Cari Blog Ini

Bidvertiser

Jumat, 25 April 2014

Isu Ekonomi dalam Pemilihan Presiden (M Dawam Rahardjo)

Salah satu hal paling krusial yang masih kita tunggu dalam Pemilu Presiden 2014 adalah platform ekonomi para calon presiden.
Karena adanya ambang batas pencalonan presiden di satu pihak dan banyaknya pasangan calon presiden-wakil presiden di lain pihak, apabila yang akhirnya tampil adalah empat pasangan, maka jika tidak ada pasangan yang memenangi pemilihan secara mayoritas—sebagaimana pernah diperoleh Susilo Bambang Yudhoyono pada Pilpres 2009—pasangan kontestan tinggal dua saja yang memiliki platform politik yang bertentangan atau berbeda.

Pada saat itulah akan terbuka forum adu program, platform politik, dan haluan ideologi. Hingga kini publik melihat platform- platform politik yang tidak banyak berbeda antarpartai. Akan tetapi, dalam debat publik nanti akan muncul suatu sisi perbedaan.
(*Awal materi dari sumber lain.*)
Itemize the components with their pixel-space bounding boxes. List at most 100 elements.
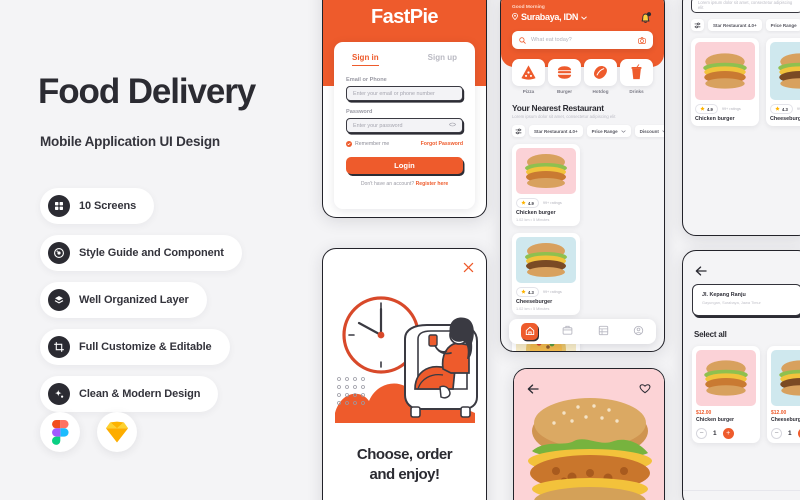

Hingga kini hanya Partai Gerindra saja yang memiliki platform politik yang jelas yang menitikberatkan program-program ekonomi dan kesejahteraan sosial.

Dewasa ini pencapresan sudah mengerucut pada tiga partai politik peraih suara terbanyak yang juga sudah menetapkan capres dan sedang mencari-cari cawapres yang bisa menentukan keunggulan suatu pasangan capres-cawapres.

Kutub yang sudah menjadi magnet itu adalah PDI-P dengan capresnya, Joko Widodo; Golkar dengan Aburizal Bakrie; dan
Gerindra dengan Prabowo Subianto. Namun, masih ada kemungkinan kutub keempat, yaitu poros partai Islam bersatu, dengan elektabilitas sekitar lebih dari 31 persen. Karena Gerindra sudah mengajukan platform yang menitikberatkan program ekonomi, untuk menandingi Prabowo, maka Aburizal, Jokowi, dan calon dari partai Islam akan berusaha menandingi atau mengunggulinya.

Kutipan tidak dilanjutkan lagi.